MANHATTAN (LN) — The Second Circuit on Tuesday declined to rehear en banc the defamation case brought by E. Jean Carroll against Donald Trump, leaving intact an $83.3 million damages award while drawing a pointed dissent from three judges who argued the panel committed six errors on presidential immunity, the Westfall Act, and the Seventh Amendment right to a jury trial.
The court denied rehearing without a majority favoring full-court review, following the panel's September 8, 2025 disposition of the appeal. Judge Alison J. Nathan took no part in the consideration.
Circuit Judge Steven Menashi, joined by Circuit Judge Michael Park and — except as to one section — Chief Judge Debra Ann Livingston, dissented and said he would grant both pending petitions for rehearing: one filed by the United States challenging the panel's refusal to substitute the government as defendant under the Westfall Act, and one filed by Trump challenging the damages judgment itself.
"In my view, the same rules should apply equally to all defendants," Menashi wrote, quoting his own prior dissent from a denial of rehearing en banc in the same litigation.
The dissent identified six discrete errors across two panel opinions. On the Westfall Act, Menashi argued the panel wrongly held that Attorney General Pam Bondi had waived the right to certify that Trump was acting within the scope of his office — even though, he wrote, the United States was never a party to the litigation and the statute imposes no time limit on certification. The panel had allowed Attorney General Merrick Garland to withdraw a prior certification by Attorney General William Barr after a D.C. municipal court clarified respondeat superior doctrine, but then barred Bondi from making a new certification after a change in administration. Menashi called that asymmetry unprincipled: "There was no principled justification for holding that Attorney General Barr's certification decision could be revisited by Attorney General Garland but Attorney General Garland's certification decision could not be revisited by Attorney General Bondi."
The dissent also argued the panel created a circuit split by reading the Westfall Act to bar post-trial substitution in cases that originated in state court, even though other circuits have held that substitution under 28 U.S.C. § 2679(d)(1) carries no such time limit.
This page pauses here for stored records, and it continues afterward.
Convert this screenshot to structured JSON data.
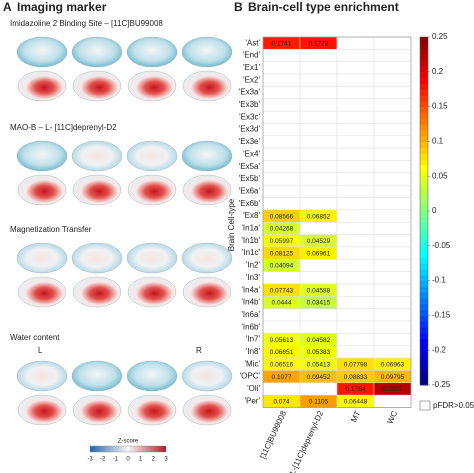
{
  "panel_a": {
    "label": "A",
    "title": "Imaging marker",
    "sections": [
      "Imidazoline 2 Binding Site – [11C]BU99008",
      "MAO-B – L- [11C]deprenyl-D2",
      "Magnetization Transfer",
      "Water content"
    ],
    "hemisphere_left": "L",
    "hemisphere_right": "R",
    "colorbar_title": "Z-score",
    "colorbar_ticks": [
      -3,
      -2,
      -1,
      0,
      1,
      2,
      3
    ]
  },
  "chart_data": {
    "type": "heatmap",
    "label": "B",
    "title": "Brain-cell type enrichment",
    "y_label": "Brain Cell-type",
    "columns": [
      "[11C]BU99008",
      "L-[11C]deprenyl-D2",
      "MT",
      "WC"
    ],
    "rows": [
      "'Ast'",
      "'End'",
      "'Ex1'",
      "'Ex2'",
      "'Ex3a'",
      "'Ex3b'",
      "'Ex3c'",
      "'Ex3d'",
      "'Ex3e'",
      "'Ex4'",
      "'Ex5a'",
      "'Ex5b'",
      "'Ex6a'",
      "'Ex6b'",
      "'Ex8'",
      "'In1a'",
      "'In1b'",
      "'In1c'",
      "'In2'",
      "'In3'",
      "'In4a'",
      "'In4b'",
      "'In6a'",
      "'In6b'",
      "'In7'",
      "'In8'",
      "'Mic'",
      "'OPC'",
      "'Oli'",
      "'Per'"
    ],
    "values": [
      [
        0.1741,
        0.1778,
        null,
        null
      ],
      [
        null,
        null,
        null,
        null
      ],
      [
        null,
        null,
        null,
        null
      ],
      [
        null,
        null,
        null,
        null
      ],
      [
        null,
        null,
        null,
        null
      ],
      [
        null,
        null,
        null,
        null
      ],
      [
        null,
        null,
        null,
        null
      ],
      [
        null,
        null,
        null,
        null
      ],
      [
        null,
        null,
        null,
        null
      ],
      [
        null,
        null,
        null,
        null
      ],
      [
        null,
        null,
        null,
        null
      ],
      [
        null,
        null,
        null,
        null
      ],
      [
        null,
        null,
        null,
        null
      ],
      [
        null,
        null,
        null,
        null
      ],
      [
        0.08566,
        0.06852,
        null,
        null
      ],
      [
        0.04268,
        null,
        null,
        null
      ],
      [
        0.05997,
        0.04529,
        null,
        null
      ],
      [
        0.08125,
        0.06961,
        null,
        null
      ],
      [
        0.04094,
        null,
        null,
        null
      ],
      [
        null,
        null,
        null,
        null
      ],
      [
        0.07743,
        0.04588,
        null,
        null
      ],
      [
        0.0444,
        0.03415,
        null,
        null
      ],
      [
        null,
        null,
        null,
        null
      ],
      [
        null,
        null,
        null,
        null
      ],
      [
        0.05613,
        0.04582,
        null,
        null
      ],
      [
        0.06651,
        0.05383,
        null,
        null
      ],
      [
        0.06516,
        0.05413,
        0.07798,
        0.06963
      ],
      [
        0.1077,
        0.09452,
        0.08833,
        0.09795
      ],
      [
        null,
        null,
        0.1764,
        0.2227
      ],
      [
        0.074,
        0.1105,
        0.06448,
        null
      ]
    ],
    "colormap": "jet",
    "colorbar_lim": [
      -0.25,
      0.25
    ],
    "colorbar_ticks": [
      0.25,
      0.2,
      0.15,
      0.1,
      0.05,
      0,
      -0.05,
      -0.1,
      -0.15,
      -0.2,
      -0.25
    ],
    "missing_label": "pFDR>0.05"
  }
}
The D.C. Circuit, Menashi wrote, has held that removal to federal court commences a new federal action to which the unlimited substitution provision applies — a rule that would have changed the outcome here.
On presidential immunity, Menashi said the panel compounded the error by dismissing the Supreme Court's 2024 decision in Trump v. United States, 603 U.S. 593, as too inconsequential to justify reconsideration. The panel had written that the decision "simply reaffirmed long-established principles" and that nothing in it prevented Trump from having raised the same immunity arguments earlier. Menashi called that holding "not credible," noting that another Second Circuit panel had already vacated a district court ruling in a separate matter because that court "does not appear to have adequately considered whether Trump v. United States represented a change in controlling law."
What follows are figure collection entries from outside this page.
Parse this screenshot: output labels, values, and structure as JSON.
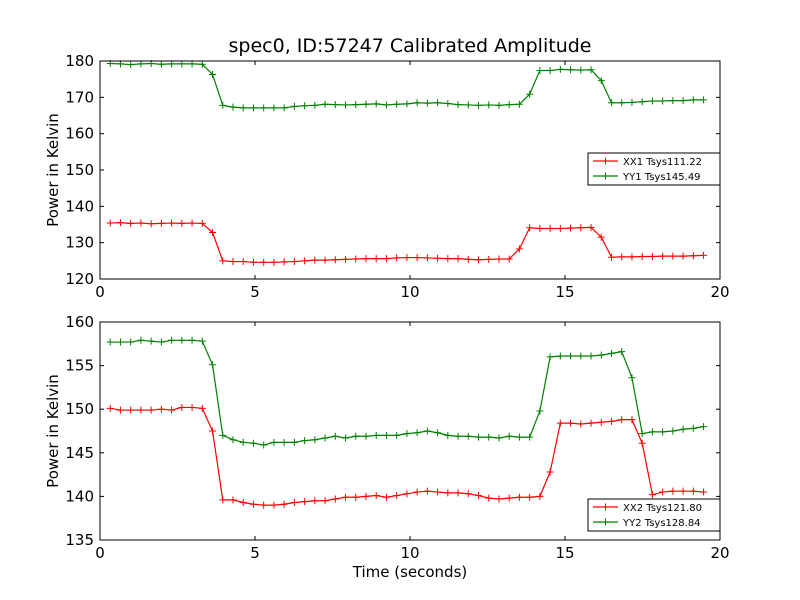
{
  "figure": {
    "title": "spec0, ID:57247 Calibrated Amplitude"
  },
  "chart_data": [
    {
      "type": "line",
      "title": "spec0, ID:57247 Calibrated Amplitude",
      "xlabel": "",
      "ylabel": "Power in Kelvin",
      "xlim": [
        0,
        20
      ],
      "ylim": [
        120,
        180
      ],
      "xticks": [
        "0",
        "5",
        "10",
        "15",
        "20"
      ],
      "yticks": [
        "120",
        "130",
        "140",
        "150",
        "160",
        "170",
        "180"
      ],
      "grid": false,
      "legend": "center-right",
      "x": [
        0.33,
        0.66,
        0.99,
        1.32,
        1.65,
        1.98,
        2.31,
        2.64,
        2.97,
        3.3,
        3.63,
        3.96,
        4.29,
        4.62,
        4.95,
        5.28,
        5.61,
        5.94,
        6.27,
        6.6,
        6.93,
        7.26,
        7.59,
        7.92,
        8.25,
        8.58,
        8.91,
        9.24,
        9.57,
        9.9,
        10.23,
        10.56,
        10.89,
        11.22,
        11.55,
        11.88,
        12.21,
        12.54,
        12.87,
        13.2,
        13.53,
        13.86,
        14.19,
        14.52,
        14.85,
        15.18,
        15.51,
        15.84,
        16.17,
        16.5,
        16.83,
        17.16,
        17.49,
        17.82,
        18.15,
        18.48,
        18.81,
        19.14,
        19.47
      ],
      "series": [
        {
          "name": "XX1 Tsys111.22",
          "color": "#ff0000",
          "values": [
            135.4,
            135.5,
            135.3,
            135.4,
            135.2,
            135.3,
            135.4,
            135.3,
            135.4,
            135.3,
            132.8,
            125.0,
            124.8,
            124.8,
            124.6,
            124.6,
            124.6,
            124.7,
            124.8,
            125.0,
            125.2,
            125.2,
            125.3,
            125.4,
            125.5,
            125.6,
            125.6,
            125.6,
            125.8,
            125.9,
            125.9,
            125.8,
            125.7,
            125.6,
            125.6,
            125.4,
            125.3,
            125.4,
            125.5,
            125.5,
            128.3,
            134.1,
            133.9,
            133.9,
            133.9,
            134.0,
            134.1,
            134.2,
            131.5,
            126.0,
            126.1,
            126.1,
            126.2,
            126.2,
            126.3,
            126.3,
            126.3,
            126.4,
            126.5
          ]
        },
        {
          "name": "YY1 Tsys145.49",
          "color": "#008000",
          "values": [
            179.3,
            179.2,
            179.0,
            179.2,
            179.3,
            179.1,
            179.2,
            179.2,
            179.2,
            179.1,
            176.3,
            167.8,
            167.3,
            167.1,
            167.1,
            167.1,
            167.1,
            167.1,
            167.5,
            167.7,
            167.8,
            168.1,
            168.0,
            167.9,
            168.0,
            168.1,
            168.2,
            167.9,
            168.1,
            168.2,
            168.5,
            168.4,
            168.5,
            168.3,
            168.0,
            167.9,
            167.8,
            167.9,
            167.8,
            168.0,
            168.1,
            170.9,
            177.4,
            177.4,
            177.7,
            177.6,
            177.5,
            177.6,
            174.6,
            168.5,
            168.5,
            168.6,
            168.8,
            169.0,
            169.0,
            169.1,
            169.1,
            169.3,
            169.3
          ]
        }
      ]
    },
    {
      "type": "line",
      "title": "",
      "xlabel": "Time (seconds)",
      "ylabel": "Power in Kelvin",
      "xlim": [
        0,
        20
      ],
      "ylim": [
        135,
        160
      ],
      "xticks": [
        "0",
        "5",
        "10",
        "15",
        "20"
      ],
      "yticks": [
        "135",
        "140",
        "145",
        "150",
        "155",
        "160"
      ],
      "grid": false,
      "legend": "lower-right",
      "x": [
        0.33,
        0.66,
        0.99,
        1.32,
        1.65,
        1.98,
        2.31,
        2.64,
        2.97,
        3.3,
        3.63,
        3.96,
        4.29,
        4.62,
        4.95,
        5.28,
        5.61,
        5.94,
        6.27,
        6.6,
        6.93,
        7.26,
        7.59,
        7.92,
        8.25,
        8.58,
        8.91,
        9.24,
        9.57,
        9.9,
        10.23,
        10.56,
        10.89,
        11.22,
        11.55,
        11.88,
        12.21,
        12.54,
        12.87,
        13.2,
        13.53,
        13.86,
        14.19,
        14.52,
        14.85,
        15.18,
        15.51,
        15.84,
        16.17,
        16.5,
        16.83,
        17.16,
        17.49,
        17.82,
        18.15,
        18.48,
        18.81,
        19.14,
        19.47
      ],
      "series": [
        {
          "name": "XX2 Tsys121.80",
          "color": "#ff0000",
          "values": [
            150.1,
            149.9,
            149.9,
            149.9,
            149.9,
            150.0,
            149.9,
            150.2,
            150.2,
            150.1,
            147.5,
            139.6,
            139.6,
            139.3,
            139.1,
            139.0,
            139.0,
            139.1,
            139.3,
            139.4,
            139.5,
            139.5,
            139.7,
            139.9,
            139.9,
            140.0,
            140.1,
            139.9,
            140.1,
            140.3,
            140.5,
            140.6,
            140.5,
            140.4,
            140.4,
            140.3,
            140.1,
            139.8,
            139.7,
            139.8,
            139.9,
            139.9,
            140.0,
            142.8,
            148.4,
            148.4,
            148.3,
            148.4,
            148.5,
            148.6,
            148.8,
            148.8,
            146.1,
            140.2,
            140.5,
            140.6,
            140.6,
            140.6,
            140.5
          ]
        },
        {
          "name": "YY2 Tsys128.84",
          "color": "#008000",
          "values": [
            157.7,
            157.7,
            157.7,
            157.9,
            157.8,
            157.7,
            157.9,
            157.9,
            157.9,
            157.8,
            155.1,
            147.0,
            146.5,
            146.2,
            146.1,
            145.9,
            146.2,
            146.2,
            146.2,
            146.4,
            146.5,
            146.7,
            146.9,
            146.7,
            146.9,
            146.9,
            147.0,
            147.0,
            147.0,
            147.2,
            147.3,
            147.5,
            147.3,
            147.0,
            146.9,
            146.9,
            146.8,
            146.8,
            146.7,
            146.9,
            146.8,
            146.8,
            149.8,
            156.0,
            156.1,
            156.1,
            156.1,
            156.1,
            156.2,
            156.4,
            156.6,
            153.6,
            147.2,
            147.4,
            147.4,
            147.5,
            147.7,
            147.8,
            148.0
          ]
        }
      ]
    }
  ]
}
The dissent further challenged the trial structure itself. The district court had denied Trump a jury trial on whether his June 2019 statements were defamatory, ruling that a prior jury verdict in a separate trial over different 2022 statements precluded him from contesting falsity or actual malice. The district court had also made its own factual finding — that the first jury implicitly found that Mr. Trump deliberately and forcibly penetrated Ms. Carroll's vagina with his fingers — and gave that finding preclusive effect in the second proceeding. Menashi said no jury ever made that finding and that the district court's inference invaded the province of the jury in violation of the Seventh Amendment.
Carroll was represented by Roberta A. Kaplan of Kaplan Martin, LLP in New York. Trump was represented by Justin D. Smith of James Otis Law Group, LLC in St. Louis.
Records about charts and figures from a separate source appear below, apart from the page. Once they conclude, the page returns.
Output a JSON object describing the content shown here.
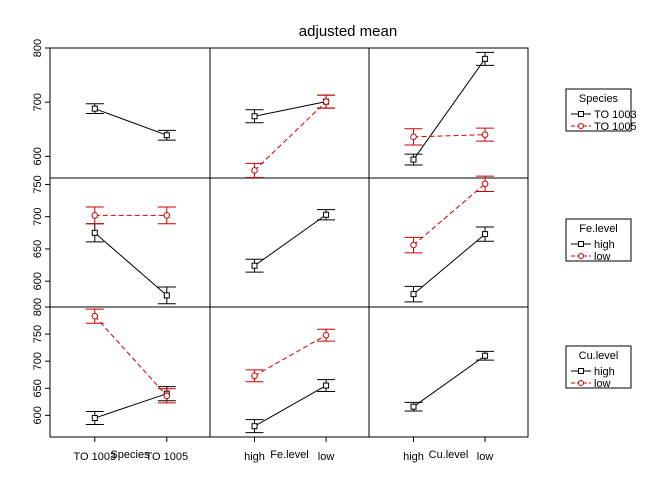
{
  "chart_data": {
    "type": "line",
    "title": "adjusted mean",
    "factors": [
      {
        "name": "Species",
        "levels": [
          "TO 1003",
          "TO 1005"
        ]
      },
      {
        "name": "Fe.level",
        "levels": [
          "high",
          "low"
        ]
      },
      {
        "name": "Cu.level",
        "levels": [
          "high",
          "low"
        ]
      }
    ],
    "row_ylim": [
      [
        560,
        800
      ],
      [
        560,
        760
      ],
      [
        560,
        800
      ]
    ],
    "row_yticks": [
      [
        600,
        700,
        800
      ],
      [
        600,
        650,
        700,
        750
      ],
      [
        600,
        650,
        700,
        750,
        800
      ]
    ],
    "legend_placement": "right",
    "grid": false,
    "colors": {
      "black": "#000000",
      "red": "#cc0000"
    },
    "panels": [
      {
        "row": 0,
        "col": 0,
        "series": [
          {
            "color": "black",
            "dash": false,
            "points": [
              [
                688,
                9
              ],
              [
                639,
                9
              ]
            ]
          }
        ]
      },
      {
        "row": 0,
        "col": 1,
        "series": [
          {
            "color": "black",
            "dash": false,
            "points": [
              [
                674,
                12
              ],
              [
                701,
                12
              ]
            ]
          },
          {
            "color": "red",
            "dash": true,
            "points": [
              [
                574,
                13
              ],
              [
                701,
                12
              ]
            ]
          }
        ]
      },
      {
        "row": 0,
        "col": 2,
        "series": [
          {
            "color": "black",
            "dash": false,
            "points": [
              [
                594,
                10
              ],
              [
                780,
                12
              ]
            ]
          },
          {
            "color": "red",
            "dash": true,
            "points": [
              [
                636,
                15
              ],
              [
                640,
                12
              ]
            ]
          }
        ]
      },
      {
        "row": 1,
        "col": 0,
        "series": [
          {
            "color": "black",
            "dash": false,
            "points": [
              [
                675,
                14
              ],
              [
                578,
                13
              ]
            ]
          },
          {
            "color": "red",
            "dash": true,
            "points": [
              [
                702,
                13
              ],
              [
                702,
                13
              ]
            ]
          }
        ]
      },
      {
        "row": 1,
        "col": 1,
        "series": [
          {
            "color": "black",
            "dash": false,
            "points": [
              [
                624,
                10
              ],
              [
                703,
                8
              ]
            ]
          }
        ]
      },
      {
        "row": 1,
        "col": 2,
        "series": [
          {
            "color": "black",
            "dash": false,
            "points": [
              [
                580,
                12
              ],
              [
                673,
                11
              ]
            ]
          },
          {
            "color": "red",
            "dash": true,
            "points": [
              [
                656,
                12
              ],
              [
                751,
                12
              ]
            ]
          }
        ]
      },
      {
        "row": 2,
        "col": 0,
        "series": [
          {
            "color": "black",
            "dash": false,
            "points": [
              [
                595,
                12
              ],
              [
                640,
                13
              ]
            ]
          },
          {
            "color": "red",
            "dash": true,
            "points": [
              [
                783,
                13
              ],
              [
                636,
                13
              ]
            ]
          }
        ]
      },
      {
        "row": 2,
        "col": 1,
        "series": [
          {
            "color": "black",
            "dash": false,
            "points": [
              [
                580,
                12
              ],
              [
                655,
                11
              ]
            ]
          },
          {
            "color": "red",
            "dash": true,
            "points": [
              [
                673,
                11
              ],
              [
                748,
                11
              ]
            ]
          }
        ]
      },
      {
        "row": 2,
        "col": 2,
        "series": [
          {
            "color": "black",
            "dash": false,
            "points": [
              [
                616,
                8
              ],
              [
                710,
                8
              ]
            ]
          }
        ]
      }
    ],
    "legends": [
      {
        "title": "Species",
        "entries": [
          {
            "label": "TO 1003",
            "color": "black",
            "dash": false
          },
          {
            "label": "TO 1005",
            "color": "red",
            "dash": true
          }
        ]
      },
      {
        "title": "Fe.level",
        "entries": [
          {
            "label": "high",
            "color": "black",
            "dash": false
          },
          {
            "label": "low",
            "color": "red",
            "dash": true
          }
        ]
      },
      {
        "title": "Cu.level",
        "entries": [
          {
            "label": "high",
            "color": "black",
            "dash": false
          },
          {
            "label": "low",
            "color": "red",
            "dash": true
          }
        ]
      }
    ]
  }
}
Four judges — Circuit Judges Sarah Merriam and Maria Araújo Kahn, joined by Beth Robinson and Myrna Pérez — wrote separately to concur in the denial, adopting a statement by Circuit Judge Denny Chin and arguing the petitions identified no conflict with binding precedent and raised no question of exceptional importance sufficient to support en banc review.
The dissent closed by urging the full court to take up the case to bring Second Circuit law on presidential duties and immunity "into conformity with decisions of the Supreme Court."